The Scotch-Irish community had a rough life in the region they tried to settle. They invaded the lands of the Indians, ultimately fighting with them for twenty years. Through this, they became hardy fighters and learned to live off the land. After a few generations they adapted and became completely self-sufficient communities, rarely coming down from the mountains to interact with outsiders. The whiskey flowed and they started thriving on the trade—until George Washington ruined all the fun.
The Revolutionary War (1775-1783) was mainly fought over taxes. George Washington ran up a large bill paying for the Revolution and needed to figure out a way to pay it off. He decided to start America’s first sin tax, and proceeeded to levy all the whiskey that the Appalachian hillfolk were making. At the time, most of the population didn’t care about how the Scotch-Irish in the mountains made a living, and Washington thought it would be an easier tax to sell to the public if he taxed discrimated outcasts.

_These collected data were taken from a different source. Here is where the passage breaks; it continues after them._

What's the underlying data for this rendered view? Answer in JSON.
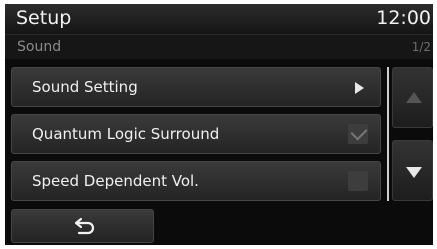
{
  "header": {
    "title": "Setup",
    "clock": "12:00"
  },
  "subheader": {
    "section": "Sound",
    "page_indicator": "1/2"
  },
  "menu": {
    "items": [
      {
        "label": "Sound Setting",
        "control": "arrow"
      },
      {
        "label": "Quantum Logic Surround",
        "control": "checkbox",
        "checked": true
      },
      {
        "label": "Speed Dependent Vol.",
        "control": "checkbox",
        "checked": false
      }
    ]
  },
  "scroll": {
    "up_enabled": false,
    "down_enabled": true
  },
  "icons": {
    "sound_setting_arrow": "play-arrow-icon",
    "scroll_up": "triangle-up-icon",
    "scroll_down": "triangle-down-icon",
    "back": "return-arrow-icon"
  },
  "colors": {
    "background": "#0b0b0b",
    "text": "#f0f0f0",
    "muted_text": "#8a8a8a"
  }
}
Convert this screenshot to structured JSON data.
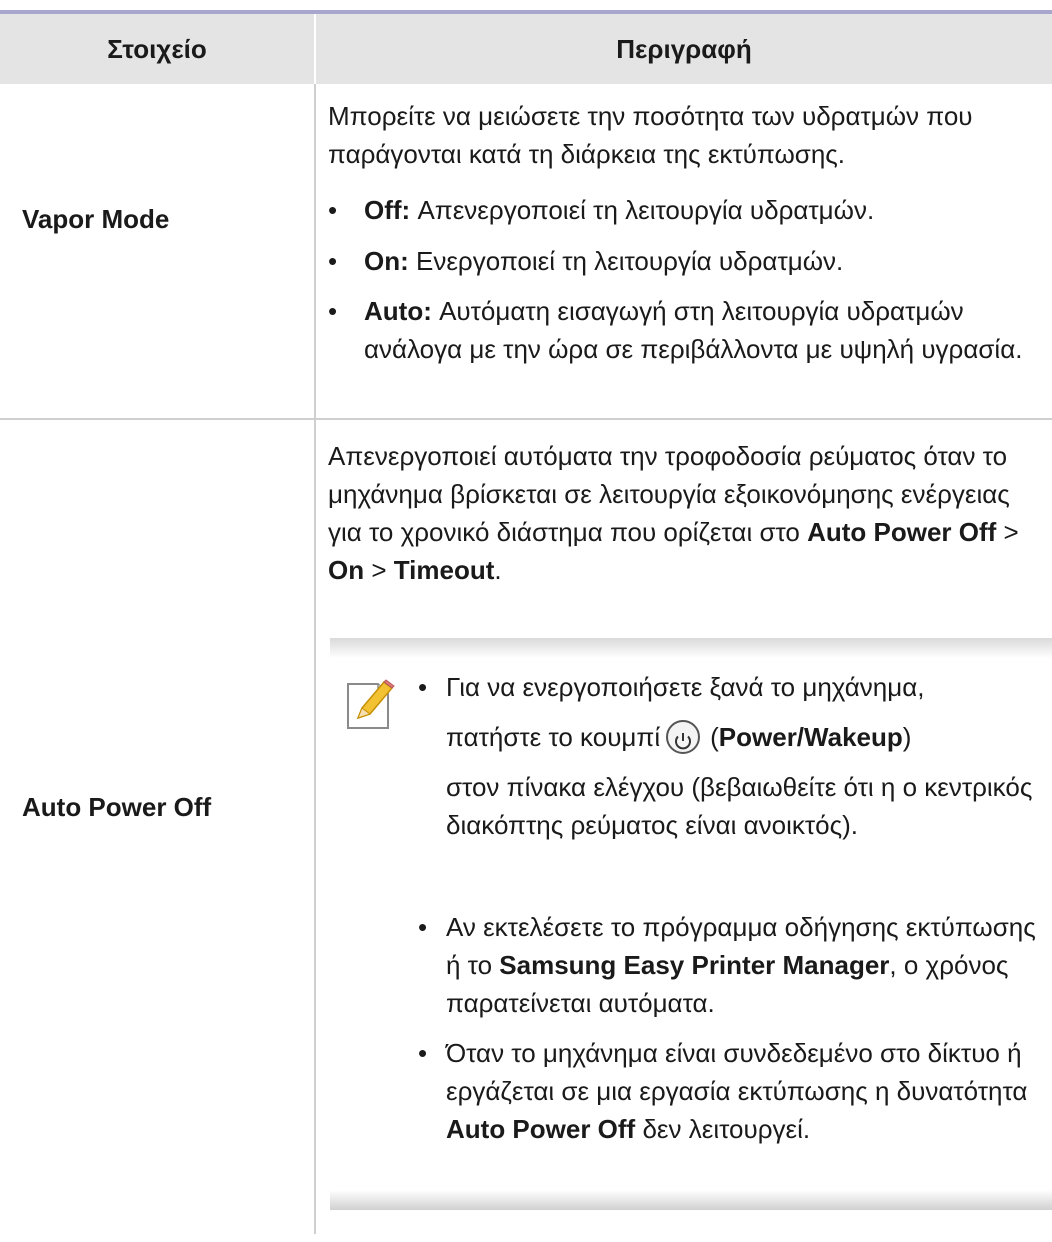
{
  "table": {
    "headers": {
      "item": "Στοιχείο",
      "description": "Περιγραφή"
    },
    "rows": [
      {
        "item": "Vapor Mode",
        "intro": "Μπορείτε να μειώσετε την ποσότητα των υδρατμών που παράγονται κατά τη διάρκεια της εκτύπωσης.",
        "options": [
          {
            "term": "Off:",
            "text": "Απενεργοποιεί τη λειτουργία υδρατμών."
          },
          {
            "term": "On:",
            "text": "Ενεργοποιεί τη λειτουργία υδρατμών."
          },
          {
            "term": "Auto:",
            "text": "Αυτόματη εισαγωγή στη λειτουργία υδρατμών ανάλογα με την ώρα σε περιβάλλοντα με υψηλή υγρασία."
          }
        ]
      },
      {
        "item": "Auto Power Off",
        "intro_prefix": "Απενεργοποιεί αυτόματα την τροφοδοσία ρεύματος όταν το μηχάνημα βρίσκεται σε λειτουργία εξοικονόμησης ενέργειας για το χρονικό διάστημα που ορίζεται στο",
        "menu_path": [
          "Auto Power Off",
          "On",
          "Timeout"
        ],
        "path_separator": ">",
        "intro_suffix": ".",
        "note": {
          "icon": "note-pencil-icon",
          "bullets": [
            {
              "line1": "Για να ενεργοποιήσετε ξανά το μηχάνημα,",
              "line2_prefix": "πατήστε το κουμπί",
              "power_icon": "power-icon",
              "button_name": "Power/Wakeup",
              "open_paren": "(",
              "close_paren": ")",
              "rest": "στον πίνακα ελέγχου (βεβαιωθείτε ότι η ο κεντρικός διακόπτης ρεύματος είναι ανοικτός)."
            },
            {
              "prefix": "Αν εκτελέσετε το πρόγραμμα οδήγησης εκτύπωσης ή το",
              "bold": "Samsung Easy Printer Manager",
              "suffix": ", ο χρόνος παρατείνεται αυτόματα."
            },
            {
              "prefix": "Όταν το μηχάνημα είναι συνδεδεμένο στο δίκτυο ή εργάζεται σε μια εργασία εκτύπωσης η δυνατότητα",
              "bold": "Auto Power Off",
              "suffix": "δεν λειτουργεί."
            }
          ]
        }
      }
    ]
  },
  "colors": {
    "header_bg": "#e4e4e4",
    "top_rule": "#a8a6cc",
    "divider": "#cfcfcf"
  }
}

The Scotch-Irish in the mountains of Pennsylvania refused to pay this unjust tax. In response, Washington raised an army of ten thousand men to overwhelm, arrest, or kill anyone who refused to pay; this became known as the Whiskey Rebellion (1791-1794.) One result of this was that many people grew to dislike George Washington. After all, he had gone to war over unjust taxes, yet one of the first things he did in office was to declare an unjust tax, and attack the country’s own people.
This event had an extremely damaging effect on how the moonshiners viewed authority: they never trusted the government again, and passed down this sentiment to their progeny. Even to this day that sprit of self-reliance and government defiance lives strong in Appalachia. The families and clans closed ranks and moved deep into the hills to keep making whiskey.

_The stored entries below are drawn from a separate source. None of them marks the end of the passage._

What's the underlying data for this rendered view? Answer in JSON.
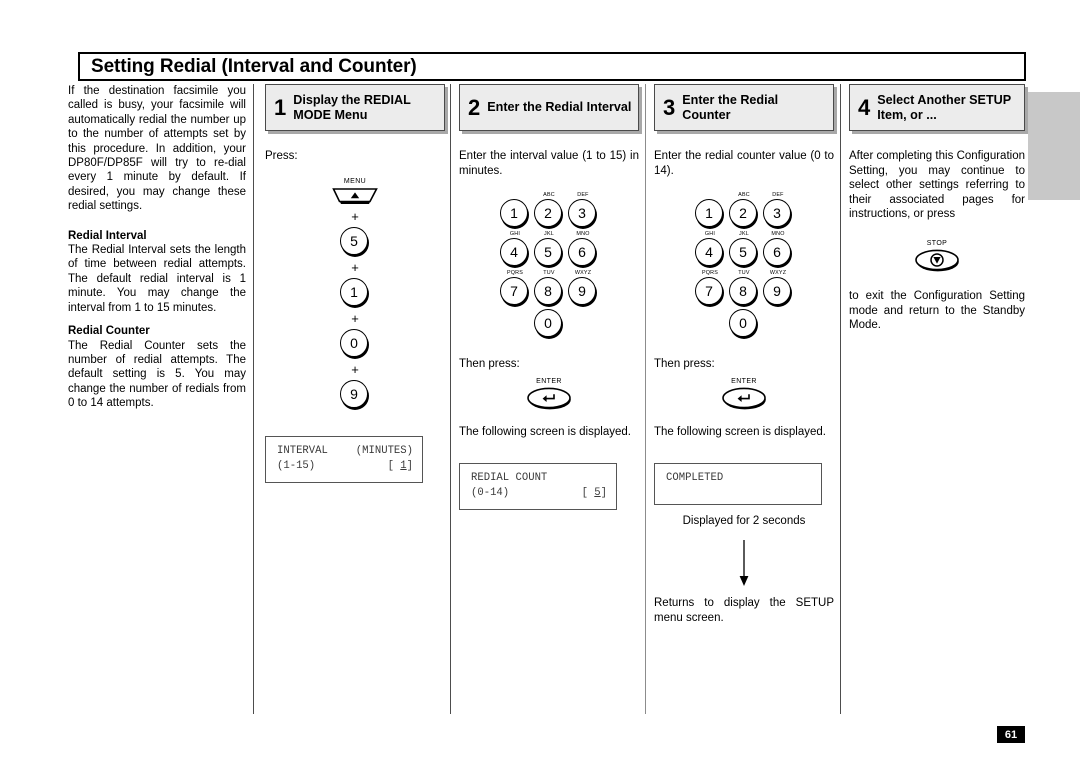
{
  "page": {
    "title": "Setting Redial (Interval and Counter)",
    "number": "61"
  },
  "intro": {
    "paragraph1": "If the destination facsimile you called is busy, your facsimile will automatically redial the number up to the number of attempts set by this procedure.  In addition, your DP80F/DP85F will try to re-dial every 1 minute by default. If desired, you may change these redial settings.",
    "heading1": "Redial Interval",
    "paragraph2": "The Redial Interval sets the length of time between redial attempts. The default redial interval is 1 minute. You may change the interval from 1 to 15 minutes.",
    "heading2": "Redial Counter",
    "paragraph3": "The Redial Counter sets the number of redial attempts. The default setting is 5. You may change the number of redials from 0 to 14 attempts."
  },
  "step1": {
    "number": "1",
    "label": "Display the REDIAL MODE Menu",
    "press_label": "Press:",
    "menu_key": "MENU",
    "plus": "+",
    "keys": [
      "5",
      "1",
      "0",
      "9"
    ],
    "lcd": {
      "line1_left": "INTERVAL",
      "line1_right": "(MINUTES)",
      "line2_left": "(1-15)",
      "line2_bracket_open": "[ ",
      "line2_value": "1",
      "line2_bracket_close": "]"
    }
  },
  "step2": {
    "number": "2",
    "label": "Enter the Redial Interval",
    "instruction": "Enter the interval value (1 to 15) in minutes.",
    "then_press": "Then press:",
    "enter_key": "ENTER",
    "result_text": "The following screen is displayed.",
    "keypad": [
      {
        "digit": "1",
        "letters": ""
      },
      {
        "digit": "2",
        "letters": "ABC"
      },
      {
        "digit": "3",
        "letters": "DEF"
      },
      {
        "digit": "4",
        "letters": "GHI"
      },
      {
        "digit": "5",
        "letters": "JKL"
      },
      {
        "digit": "6",
        "letters": "MNO"
      },
      {
        "digit": "7",
        "letters": "PQRS"
      },
      {
        "digit": "8",
        "letters": "TUV"
      },
      {
        "digit": "9",
        "letters": "WXYZ"
      }
    ],
    "keypad_zero": "0",
    "lcd": {
      "line1_left": "REDIAL COUNT",
      "line2_left": "(0-14)",
      "line2_bracket_open": "[ ",
      "line2_value": "5",
      "line2_bracket_close": "]"
    }
  },
  "step3": {
    "number": "3",
    "label": "Enter the Redial Counter",
    "instruction": "Enter the redial counter value (0 to 14).",
    "then_press": "Then press:",
    "enter_key": "ENTER",
    "result_text": "The following screen is displayed.",
    "keypad": [
      {
        "digit": "1",
        "letters": ""
      },
      {
        "digit": "2",
        "letters": "ABC"
      },
      {
        "digit": "3",
        "letters": "DEF"
      },
      {
        "digit": "4",
        "letters": "GHI"
      },
      {
        "digit": "5",
        "letters": "JKL"
      },
      {
        "digit": "6",
        "letters": "MNO"
      },
      {
        "digit": "7",
        "letters": "PQRS"
      },
      {
        "digit": "8",
        "letters": "TUV"
      },
      {
        "digit": "9",
        "letters": "WXYZ"
      }
    ],
    "keypad_zero": "0",
    "lcd": {
      "line1_left": "COMPLETED"
    },
    "caption": "Displayed for 2 seconds",
    "return_text": "Returns to display the SETUP menu screen."
  },
  "step4": {
    "number": "4",
    "label": "Select Another SETUP Item, or ...",
    "paragraph1": "After completing this Configuration Setting, you may continue to select other settings referring to their associated pages for instructions, or press",
    "stop_key": "STOP",
    "paragraph2": "to exit the Configuration Setting mode and return to the Standby Mode."
  }
}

This assault on the mountainfolk went on through the Civil War (1861-1865), with Lincoln also harassing and attacking any Appalachian whiskey makers who refused to pay taxes to help fund the war. The government’s war on hillfolk went on until Prohibition took hold in the 1920s (1921-1933.)

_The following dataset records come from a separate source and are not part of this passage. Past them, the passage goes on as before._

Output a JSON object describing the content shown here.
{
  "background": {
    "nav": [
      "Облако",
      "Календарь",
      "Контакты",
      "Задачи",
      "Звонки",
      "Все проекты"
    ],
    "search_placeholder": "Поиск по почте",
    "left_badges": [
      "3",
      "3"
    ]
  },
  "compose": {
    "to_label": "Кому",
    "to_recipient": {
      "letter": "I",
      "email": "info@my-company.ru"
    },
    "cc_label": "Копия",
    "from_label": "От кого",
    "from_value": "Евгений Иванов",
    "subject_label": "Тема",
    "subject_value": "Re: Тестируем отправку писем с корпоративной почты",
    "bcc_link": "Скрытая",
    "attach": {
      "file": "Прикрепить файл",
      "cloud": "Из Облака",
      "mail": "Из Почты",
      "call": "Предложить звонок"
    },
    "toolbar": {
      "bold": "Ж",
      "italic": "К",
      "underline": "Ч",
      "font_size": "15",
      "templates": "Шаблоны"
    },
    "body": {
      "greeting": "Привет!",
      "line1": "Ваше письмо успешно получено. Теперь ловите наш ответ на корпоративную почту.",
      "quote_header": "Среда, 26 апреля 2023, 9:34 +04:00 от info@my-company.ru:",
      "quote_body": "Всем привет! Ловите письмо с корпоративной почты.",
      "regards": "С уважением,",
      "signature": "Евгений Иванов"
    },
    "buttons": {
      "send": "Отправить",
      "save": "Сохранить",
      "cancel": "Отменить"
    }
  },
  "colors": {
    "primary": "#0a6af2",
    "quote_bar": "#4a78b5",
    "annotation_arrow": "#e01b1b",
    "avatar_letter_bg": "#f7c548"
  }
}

The Appalachian moonshiners were in the right place at the right time when alcohol became illegal. They already had the structure in place for generations to make lots of whiskey, and they could easily pick up their production to make a fortune. The government ramped-up their raids, but met a very uncooperative public when they rolled into towns. The prohibition police got no help locating the stills and made very few busts. This encouraged many more people to get into moonshining, and inevitably, the market became oversaturated. When Prohibition ended, the hills were left with way too many distillers.
In order to survive, many moonshiners took on a second business of selling marijuana. The soil and climate of the mountains was ideal for growing the cannabis plant, and after a few generations of selective breeding, they developed some of the best weed in the world. The plants grew over 15 feet high, with leaves bigger than a hand. The buds were much larger than average, and the THC content was two to three times the strength of other pot from around the world. The money was becoming so good that many quit moonshining and threw all their efforts into cultivating marijuana.
As the DEA rose to power, they cracked down hard on these so-called rebels. New laws allowed the government to confiscate any property a “drug grower” had, and to sell it off. The hillfolk reacted to such a harsh law by not growing drugs on their property anymore. To mitigate risk, they moved their grow operations onto government-owned land and parks.
Even now, during the month of September, the growers sneak into the land and reap their rewards. Of course the DEA has tried to set up stings and catch the pot farmers, but most attempts have been unsuccessful. Even with insane amounts of money being given to the DEA, they can only find and destroy a small percentage of what is growing on public land. The Appalachian farmers even go as far as to set booby traps to protect their crops. Many agents have been hurt when trying to destroy the plants.
This historical chess match shows no sign of stopping and there is a good chance that the mountainfolk will always find a way to stay a step ahead.